Le premier ministre népalais, l'ex-rebelle maoïste Prachanda, a démissionné lundi avec fracas, invoquant la décision «inconstitutionnelle» du chef de l'Etat de maintenir dans ses fonctions le chef de l'armée, limogé la veille par le gouvernement pour insubordination.

Il s'agit de la première véritable crise politique depuis l'arrivée au pouvoir il y a moins d'un an de l'ex-guérilla maoïste qui avait, de 2006 à 2008, mis fin à dix ans de guerre civile, signé la paix, remporté des élections démocratiques, aboli la monarchie et proclamé la République.

«J'ai démissionné de mes fonctions de Premier ministre aujourd'hui (lundi) pour protéger la démocratie et la paix», a déclaré dans une adresse à la nation l'ancien chef maoïste Pushpa Kamal Dahal, alias Prachanda («Le Redoutable»), qui conduit depuis août 2008 un gouvernement de coalition.

L'intervention du président «est une attaque contre cette jeune démocratie et contre le processus de paix», a-t-il estimé.

Le gouvernement dominé par les maoïstes et le chef de l'Etat népalais étaient engagés depuis dimanche dans un bras de fer à propos du limogeage du chef de l'armée.

Le président de la République, Ram Baran Yadav, un centriste membre d'un parti de l'opposition, a ordonné lundi au chef des armées, le général Rookmangud Katawal, de rester à son poste contre l'avis du gouvernement qui l'avait limogé la veille pour avoir désobéi à ses consignes.

«En ma qualité de chef de l'Etat et de commandant en chef de l'armée du Népal, je vous ordonne de continuer à servir à votre poste», selon une lettre présidentielle adressée au général Katawal et dont l'AFP a obtenu une copie.

Une manière de défendre l'officier face au gouvernement de Prachanda qui lui reprochait d'avoir dérogé à l'accord de paix de novembre 2006. Ce texte prévoit en effet que l'armée nationale intègre dans ses rangs les ex-rebelles maoïstes.

Quelques heures après l'annonce de ce limogeage, le parti communiste du Népal marxiste-léniniste unifié (PCN-MLU, centre-gauche) avait claqué la porte du gouvernement en accusant les maoïstes d'avoir pris une «décision unilatérale».

Le parti du Congrès (centre-droit, opposition) a fustigé pour sa part une mesure «autocratique».

Cette polémique cristallisée autour d'une fonction des plus sensibles illustre l'extrême tension entre les ex-guérilleros maoïstes et l'armée, qui se sont affrontés lors de la guerre civile, de février 1996 à novembre 2006, au prix de 13.000 morts et d'une économie ruinée.
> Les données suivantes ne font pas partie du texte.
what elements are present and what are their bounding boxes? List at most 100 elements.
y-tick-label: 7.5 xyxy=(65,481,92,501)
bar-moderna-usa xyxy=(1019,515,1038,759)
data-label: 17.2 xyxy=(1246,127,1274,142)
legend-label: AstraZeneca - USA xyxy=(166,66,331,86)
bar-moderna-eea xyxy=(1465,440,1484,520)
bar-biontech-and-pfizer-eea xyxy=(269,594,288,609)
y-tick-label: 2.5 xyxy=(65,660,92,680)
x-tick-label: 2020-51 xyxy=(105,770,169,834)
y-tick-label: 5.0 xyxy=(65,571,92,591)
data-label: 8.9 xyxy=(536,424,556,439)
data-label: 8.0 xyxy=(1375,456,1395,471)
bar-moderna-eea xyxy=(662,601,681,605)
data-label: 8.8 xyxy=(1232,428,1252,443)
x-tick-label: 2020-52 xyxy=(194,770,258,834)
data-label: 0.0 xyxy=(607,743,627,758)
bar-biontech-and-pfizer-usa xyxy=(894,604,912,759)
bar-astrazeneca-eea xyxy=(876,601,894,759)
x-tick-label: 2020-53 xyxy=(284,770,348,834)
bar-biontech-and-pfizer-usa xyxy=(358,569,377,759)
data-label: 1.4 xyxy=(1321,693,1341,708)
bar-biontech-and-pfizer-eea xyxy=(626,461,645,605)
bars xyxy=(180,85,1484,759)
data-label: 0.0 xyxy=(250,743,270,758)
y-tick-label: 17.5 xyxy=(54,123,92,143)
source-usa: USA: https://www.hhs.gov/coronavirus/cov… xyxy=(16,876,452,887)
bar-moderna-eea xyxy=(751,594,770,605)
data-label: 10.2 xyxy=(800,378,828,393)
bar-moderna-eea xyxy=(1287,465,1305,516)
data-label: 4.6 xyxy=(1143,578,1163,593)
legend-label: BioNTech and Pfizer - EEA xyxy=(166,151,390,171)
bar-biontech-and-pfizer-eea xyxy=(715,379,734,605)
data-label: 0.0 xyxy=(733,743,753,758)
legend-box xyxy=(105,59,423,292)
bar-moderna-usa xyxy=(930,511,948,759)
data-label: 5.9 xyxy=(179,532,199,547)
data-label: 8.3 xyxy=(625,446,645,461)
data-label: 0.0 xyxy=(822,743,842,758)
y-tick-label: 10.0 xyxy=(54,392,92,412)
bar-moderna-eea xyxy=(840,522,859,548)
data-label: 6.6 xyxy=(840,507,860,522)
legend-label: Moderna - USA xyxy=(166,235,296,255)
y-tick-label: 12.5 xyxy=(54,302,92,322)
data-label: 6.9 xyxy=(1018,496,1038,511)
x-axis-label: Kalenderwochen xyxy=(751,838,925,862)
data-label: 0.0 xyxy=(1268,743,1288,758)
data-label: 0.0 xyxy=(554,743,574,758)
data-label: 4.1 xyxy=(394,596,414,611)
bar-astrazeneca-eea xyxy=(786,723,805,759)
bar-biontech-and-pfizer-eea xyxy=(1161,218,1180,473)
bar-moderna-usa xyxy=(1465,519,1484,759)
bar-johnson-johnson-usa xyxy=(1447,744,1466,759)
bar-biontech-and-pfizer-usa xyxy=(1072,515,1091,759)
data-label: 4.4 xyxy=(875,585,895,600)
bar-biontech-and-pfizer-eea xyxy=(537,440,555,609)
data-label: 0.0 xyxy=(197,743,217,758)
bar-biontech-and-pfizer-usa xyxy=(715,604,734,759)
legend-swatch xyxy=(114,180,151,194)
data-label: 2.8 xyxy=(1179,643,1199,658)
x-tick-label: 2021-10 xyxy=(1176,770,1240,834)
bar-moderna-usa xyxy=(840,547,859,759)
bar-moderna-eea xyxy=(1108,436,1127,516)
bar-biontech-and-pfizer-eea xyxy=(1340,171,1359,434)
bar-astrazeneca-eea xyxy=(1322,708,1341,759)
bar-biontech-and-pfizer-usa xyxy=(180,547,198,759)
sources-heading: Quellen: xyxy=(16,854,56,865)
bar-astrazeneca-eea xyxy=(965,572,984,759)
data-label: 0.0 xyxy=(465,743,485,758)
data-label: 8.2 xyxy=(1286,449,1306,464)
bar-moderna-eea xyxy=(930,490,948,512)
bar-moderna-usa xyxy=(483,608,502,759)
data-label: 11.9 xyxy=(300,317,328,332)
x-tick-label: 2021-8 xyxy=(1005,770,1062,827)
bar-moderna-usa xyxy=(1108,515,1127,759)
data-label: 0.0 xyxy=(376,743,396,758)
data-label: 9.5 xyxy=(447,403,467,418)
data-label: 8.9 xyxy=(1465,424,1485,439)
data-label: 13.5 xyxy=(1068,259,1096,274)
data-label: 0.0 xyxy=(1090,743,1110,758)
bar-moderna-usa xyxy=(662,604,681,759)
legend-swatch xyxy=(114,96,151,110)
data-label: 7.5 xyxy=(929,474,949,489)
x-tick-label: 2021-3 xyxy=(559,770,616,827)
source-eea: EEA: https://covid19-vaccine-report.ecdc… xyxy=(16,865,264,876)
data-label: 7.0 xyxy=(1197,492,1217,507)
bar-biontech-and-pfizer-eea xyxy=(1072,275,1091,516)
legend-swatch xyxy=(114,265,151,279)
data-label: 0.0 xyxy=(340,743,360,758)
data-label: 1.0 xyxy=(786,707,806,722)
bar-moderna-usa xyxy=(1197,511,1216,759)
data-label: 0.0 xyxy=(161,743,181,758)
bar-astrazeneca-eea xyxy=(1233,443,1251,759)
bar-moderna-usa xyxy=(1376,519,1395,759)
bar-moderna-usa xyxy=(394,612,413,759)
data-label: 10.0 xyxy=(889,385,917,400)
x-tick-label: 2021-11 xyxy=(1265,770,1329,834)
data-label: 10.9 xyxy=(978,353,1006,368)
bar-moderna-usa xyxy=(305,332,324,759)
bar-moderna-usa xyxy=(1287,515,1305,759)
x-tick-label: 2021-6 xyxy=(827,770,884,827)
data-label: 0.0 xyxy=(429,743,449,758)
Dans le cadre de l'accord de paix historique multipartite scellé le 21 novembre 2006, quelque 19.000 anciens combattants maoïstes ont été désarmés, cantonnés et placés sous le contrôle de l'ONU.

Or d'après les analystes, le maintien de la paix dans ce pays himalayen enclavé entre l'Inde et la Chine dépend largement de la réussite de l'incorporation de ces ex-soldats maoïstes --pour la plupart des jeunes désoeuvrés-- dans l'armée régulière, forte de quelque 90.000 hommes.

Mais des généraux, à la tête de ce qui fut pendant plus de deux siècles l'armée du trône népalais, sont réticents et redoutent que les maoïstes ne «politisent» ces forces armées.

Le Népal a aboli le 28 mai 2008 sa monarchie hindouiste vieille de 240 ans pour se transformer en République et a chassé de son palais le roi Gyanendra Shah, un mois après la victoire surprise et triomphale des maoïstes à l'élection d'une assemblée constituante.